Growing up, my family used to be a bit more lovey-dovey. I vaguely remember getting kisses from my parents, and sharing ‘I love you’s’ with them and my sister. Now, it’s the relatives that do all the kissing and hugging, and if we even say ‘I love you’ to each other, it’s considered unusual. Plus, about the majority of my extended family is long-distance, small, and we rarely get chances to see each other because of time and work constraints.

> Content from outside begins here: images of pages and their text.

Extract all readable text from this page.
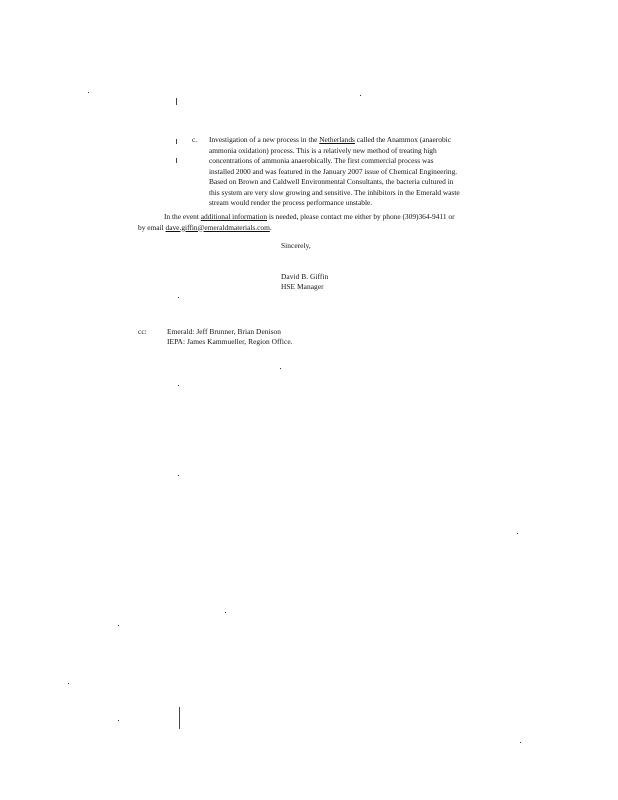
c. Investigation of a new process in the Netherlands called the Anammox (anaerobic
ammonia oxidation) process. This is a relatively new method of treating high
concentrations of ammonia anaerobically. The first commercial process was
installed 2000 and was featured in the January 2007 issue of Chemical Engineering.
Based on Brown and Caldwell Environmental Consultants, the bacteria cultured in
this system are very slow growing and sensitive. The inhibitors in the Emerald waste
stream would render the process performance unstable.
In the event additional information is needed, please contact me either by phone (309)364-9411 or
by email dave.giffin@emeraldmaterials.com.
Sincerely,
David B. Giffin
HSE Manager
cc:	Emerald: Jeff Brunner, Brian Denison
IEPA: James Kammueller, Region Office.
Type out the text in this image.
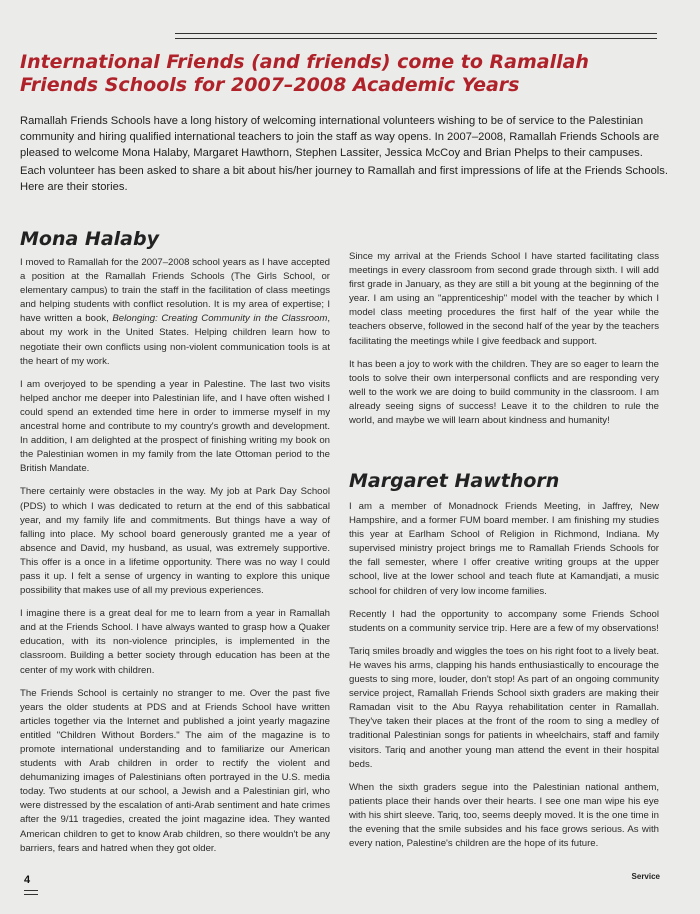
International Friends (and friends) come to Ramallah Friends Schools for 2007–2008 Academic Years

Ramallah Friends Schools have a long history of welcoming international volunteers wishing to be of service to the Palestinian community and hiring qualified international teachers to join the staff as way opens. In 2007–2008, Ramallah Friends Schools are pleased to welcome Mona Halaby, Margaret Hawthorn, Stephen Lassiter, Jessica McCoy and Brian Phelps to their campuses.

Each volunteer has been asked to share a bit about his/her journey to Ramallah and first impressions of life at the Friends Schools. Here are their stories.

Mona Halaby

I moved to Ramallah for the 2007–2008 school years as I have accepted a position at the Ramallah Friends Schools (The Girls School, or elementary campus) to train the staff in the facilitation of class meetings and helping students with conflict resolution. It is my area of expertise; I have written a book, Belonging: Creating Community in the Classroom, about my work in the United States. Helping children learn how to negotiate their own conflicts using non-violent communication tools is at the heart of my work.

I am overjoyed to be spending a year in Palestine. The last two visits helped anchor me deeper into Palestinian life, and I have often wished I could spend an extended time here in order to immerse myself in my ancestral home and contribute to my country's growth and development. In addition, I am delighted at the prospect of finishing writing my book on the Palestinian women in my family from the late Ottoman period to the British Mandate.

There certainly were obstacles in the way. My job at Park Day School (PDS) to which I was dedicated to return at the end of this sabbatical year, and my family life and commitments. But things have a way of falling into place. My school board generously granted me a year of absence and David, my husband, as usual, was extremely supportive. This offer is a once in a lifetime opportunity. There was no way I could pass it up. I felt a sense of urgency in wanting to explore this unique possibility that makes use of all my previous experiences.

I imagine there is a great deal for me to learn from a year in Ramallah and at the Friends School. I have always wanted to grasp how a Quaker education, with its non-violence principles, is implemented in the classroom. Building a better society through education has been at the center of my work with children.

The Friends School is certainly no stranger to me. Over the past five years the older students at PDS and at Friends School have written articles together via the Internet and published a joint yearly magazine entitled "Children Without Borders." The aim of the magazine is to promote international understanding and to familiarize our American students with Arab children in order to rectify the violent and dehumanizing images of Palestinians often portrayed in the U.S. media today. Two students at our school, a Jewish and a Palestinian girl, who were distressed by the escalation of anti-Arab sentiment and hate crimes after the 9/11 tragedies, created the joint magazine idea. They wanted American children to get to know Arab children, so there wouldn't be any barriers, fears and hatred when they got older.

Since my arrival at the Friends School I have started facilitating class meetings in every classroom from second grade through sixth. I will add first grade in January, as they are still a bit young at the beginning of the year. I am using an "apprenticeship" model with the teacher by which I model class meeting procedures the first half of the year while the teachers observe, followed in the second half of the year by the teachers facilitating the meetings while I give feedback and support.

It has been a joy to work with the children. They are so eager to learn the tools to solve their own interpersonal conflicts and are responding very well to the work we are doing to build community in the classroom. I am already seeing signs of success! Leave it to the children to rule the world, and maybe we will learn about kindness and humanity!

Margaret Hawthorn

I am a member of Monadnock Friends Meeting, in Jaffrey, New Hampshire, and a former FUM board member. I am finishing my studies this year at Earlham School of Religion in Richmond, Indiana. My supervised ministry project brings me to Ramallah Friends Schools for the fall semester, where I offer creative writing groups at the upper school, live at the lower school and teach flute at Kamandjati, a music school for children of very low income families.

Recently I had the opportunity to accompany some Friends School students on a community service trip. Here are a few of my observations!

Tariq smiles broadly and wiggles the toes on his right foot to a lively beat. He waves his arms, clapping his hands enthusiastically to encourage the guests to sing more, louder, don't stop! As part of an ongoing community service project, Ramallah Friends School sixth graders are making their Ramadan visit to the Abu Rayya rehabilitation center in Ramallah. They've taken their places at the front of the room to sing a medley of traditional Palestinian songs for patients in wheelchairs, staff and family visitors. Tariq and another young man attend the event in their hospital beds.

When the sixth graders segue into the Palestinian national anthem, patients place their hands over their hearts. I see one man wipe his eye with his shirt sleeve. Tariq, too, seems deeply moved. It is the one time in the evening that the smile subsides and his face grows serious. As with every nation, Palestine's children are the hope of its future.

4	Service
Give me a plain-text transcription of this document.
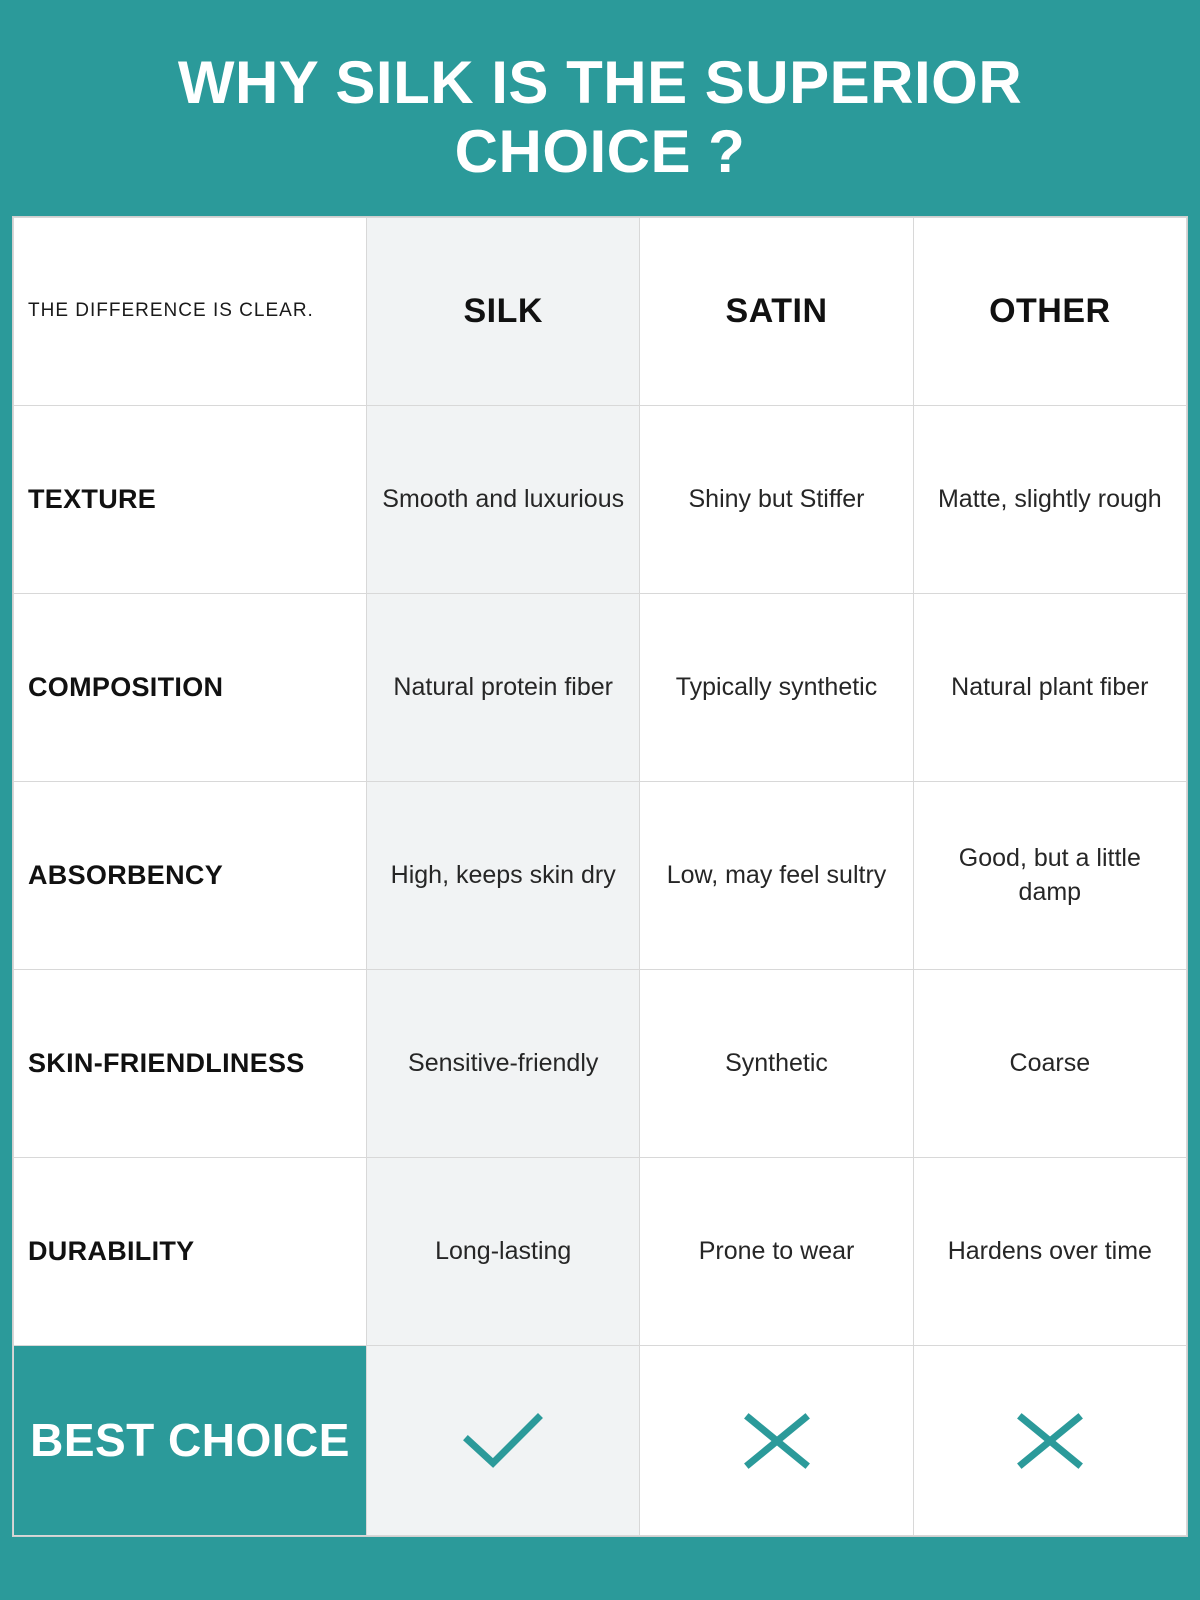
WHY SILK IS THE SUPERIOR CHOICE ?
THE DIFFERENCE IS CLEAR.	SILK	SATIN	OTHER
TEXTURE	Smooth and luxurious	Shiny but Stiffer	Matte, slightly rough
COMPOSITION	Natural protein fiber	Typically synthetic	Natural plant fiber
ABSORBENCY	High, keeps skin dry	Low, may feel sultry	Good, but a little damp
SKIN-FRIENDLINESS	Sensitive-friendly	Synthetic	Coarse
DURABILITY	Long-lasting	Prone to wear	Hardens over time
BEST CHOICE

My family is unconventional, but there is still love between all of us -- even our extended family. And we do get along, even if we never see each other or we get on each other’s nerves. I do find some things that I can find in both my immediate family and my extended family, no matter how small or far apart we are. Like:
1. Support:
My family really had to step up and do whatever they could for me growing up and accommodating with my medical disorder. Paying for the countless hospital bills, making sure I get the best treatment, making sure I’m not trying to escape out the window while I’m in in-patient care. Though my extended family couldn’t be there, they seemed to always be clued in to my progress whenever we’d meet, and they’d be happy I was getting taken care of.
2. Understanding:
Literally. I speak English easily with my parents and my sister. But when it comes to my extended family whenever I see them...there’s not really much of a language barrier as it may seem. I have limited Chinese and they have limited English. Though we’re still able to understand each other. And since my cousin has been going to school and living in Canada, he picked up on the English pretty well, so there’s more chances of having conversations. On top of the understanding each other verbally...they can understand the struggles of teen angst, the struggles of college, the struggles of puberty, and the struggles of growing up different from everyone else.
3. Cousinly bonds:
I have two cousins. One lives in China and is at least 30 years-old. The other lives in Ontario, Canada and is over 25. I try not to play favorites, and it doesn’t seem as if I’m more closer to one than I am with the other. Even though I may see one more times than the other. Besides that, I know that whenever I can see either of them, I can always expect an affectionate, loving hug and it would be as if no time had passed. Whether through bowling, teaching them how to play the Wii or having family dinner, I know our bond is stable and secure, and we love each other, despite not exactly saying it.
4. Sisterly closeness:
Okay, I confess, I DID play the part of the annoying kid sister who never left my older sister alone, especially when she had friends over. But as we grew older, I think my sister and I came to a truce. We became close as our parents got a bit more strict with us and hard to handle. We do really get along, when we’re not driving each other up the wall and she’s not throwing fake punches or sitting on me. Sometimes we even unleash our craziness to each other when we hang out (it’s often not at the same time, so one of us is always found giving the other a look, questioning our sanity). At the end of the day, through our insanity, through our habits of annoying the heck out of each other, we are always close and we always have each other’s backs.
5. Constant familiarity:
Most people text their aunts, uncles and cousins. Sometimes they find family on social media and send them a friend request. My relatives don’t really do texting, or if they do, they only resort to writing Chinese. But I learned that communication isn’t really much of a necessity, as it may be for most families. Even if my aunts, uncles, cousins and I don’t communicate with each other yearly, whenever we do get to reunite and see each other, it’s always a mess of big, tight hugs, and friendly faces as if we had always been communicating. We don’t need weekly or daily texting or Facebook messaging to keep our love and familiarity.
A family is a family, no matter how big or small. No matter what, we all have a connection with each other and we’re pretty much stuck with each other. Even if we are in separate parts of the world, our bonds are forever and it's like they say 'distance makes the heart grow fonder'.